Kontakte zu seinem ehemaligen Arbeitgeber pflegt Jantscher keine mehr, und auch als „Spion“ kommt er nur bedingt in Frage: „Mit dem Alphabet ist es schwierig die Sprache zu lernen. Du lernst ein paar Sachen auf dem Platz wie links, rechts oder Druck. Also einige Begriffe kenne ich schon, es ist aber nicht so, dass ich groß irgendetwas verstehen würde. Wenn von den Russen taktisch irgendetwas besprochen wird, werde ich es wahrscheinlich nicht verstehen.“

Aber zumindest kann er auf Erfahrungen mit dem einen oder anderen Kadermitglied zurückgreifen: „Ich kenne natürlich einige Spieler sehr gut.“ Besonders in Erinnerung geblieben ist dem 26-Jährigen sein ehemaliger Mitspieler Aleksandr Kokorin.

Der Stürmer-Star zählt zu den Aushängeschildern von Russlands Nationalteam, kann aber eine gewisse Ladehemmung derzeit nicht verleugnen. In der Meisterschaft traf der 24-Jährige im Frühjahr nur ein Mal, beim 4:2 im Test gegen Weißrussland steuerte er jedoch das 1:0 bei.

„Kokorin ist sicherlich einer der bekanntesten Spieler und bringt sehr viel Qualität mit. Er ist schnell, quirlig, hat einen guten Abschluss. Er hätte sicher das Zeug für eine große Liga“, lobt Jantscher, der die „Sbornaja“ generell als „von hinten bis vorne sehr gut besetzt“ einstuft.

Gutes Geld und Standing

Exemplarisch nennt er Dmitri Kombarov („Ein sehr guter Außenverteidiger“), Aleksandr Samedov und Alan Dzagoev: „Das sind alles Spieler, die viel Qualität mitbringen und ebenfalls das Zeug hätten, außerhalb von Russland zu bestehen.“

Warum sich so wenige russische Profis über ihre Landesgrenzen hinaus in stärkere Ligen wagen, ist ein Thema, auf das Jantscher oft angesprochen wird – auch im aktuellen Kader von Fabio Capello findet sich kein Legionär.

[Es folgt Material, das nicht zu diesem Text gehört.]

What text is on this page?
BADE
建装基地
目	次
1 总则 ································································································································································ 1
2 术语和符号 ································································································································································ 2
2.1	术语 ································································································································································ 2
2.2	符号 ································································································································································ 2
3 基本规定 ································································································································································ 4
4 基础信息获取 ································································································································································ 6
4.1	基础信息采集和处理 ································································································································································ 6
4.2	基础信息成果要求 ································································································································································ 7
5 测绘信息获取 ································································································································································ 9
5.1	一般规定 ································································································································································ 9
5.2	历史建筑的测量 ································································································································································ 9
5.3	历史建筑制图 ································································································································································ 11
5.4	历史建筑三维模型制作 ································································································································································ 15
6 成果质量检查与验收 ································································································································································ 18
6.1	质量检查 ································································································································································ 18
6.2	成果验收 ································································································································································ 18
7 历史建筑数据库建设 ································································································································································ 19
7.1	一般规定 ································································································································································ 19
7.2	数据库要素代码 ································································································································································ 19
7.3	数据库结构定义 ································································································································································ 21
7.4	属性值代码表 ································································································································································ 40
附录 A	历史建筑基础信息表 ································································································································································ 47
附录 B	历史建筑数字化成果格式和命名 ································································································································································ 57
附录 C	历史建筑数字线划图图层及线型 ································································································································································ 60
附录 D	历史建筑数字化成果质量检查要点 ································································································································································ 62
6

„Für mich ist das schwer zu beurteilen. Es ist sicherlich so, dass diese Spieler bei ihren Vereinen sehr viel Geld verdienen und ein dementsprechendes Standing haben. Vielleicht suchen sie deswegen nicht unbedingt den Weg ins Ausland“, mutmaßt der Flügelflitzer, der nach seinem Engagement in Moskau in den Niederlanden beim NEC Nijmegen angeheuert hatte.

Fünf Punkte liegt Russland in der EM-Qualifikations-Gruppe G hinter Österreich, die Ausgangsposition erklärt sich daher beinahe von selbst.

Kaderplatz zurückerobern

„Russland ist eine sehr stolze Nation. Die werden natürlich alles daran setzen, dieses Spiel zu gewinnen. Das ist für sie ein sehr wichtiges Spiel, genauso wie für uns. Ich denke, dass es entscheidend ist, was wir in Russland machen und nicht dorthin fahren, um uns zu verstecken“, plädiert Jantscher dafür, das eigene Spiel durchzuziehen.

Trotz seiner Russland-Vergangenheit hat der frühere Sturm- und Salzburg-Kicker nur Außenseiter-Chancen, in dieser Partie auf dem Platz zu stehen. Nachdem er von Teamchef Marcel Koller längere Zeit nicht berücksichtigt würde, ist die Einberufung ein Erfolg und der Lohn für konstante Leistungen in Luzern.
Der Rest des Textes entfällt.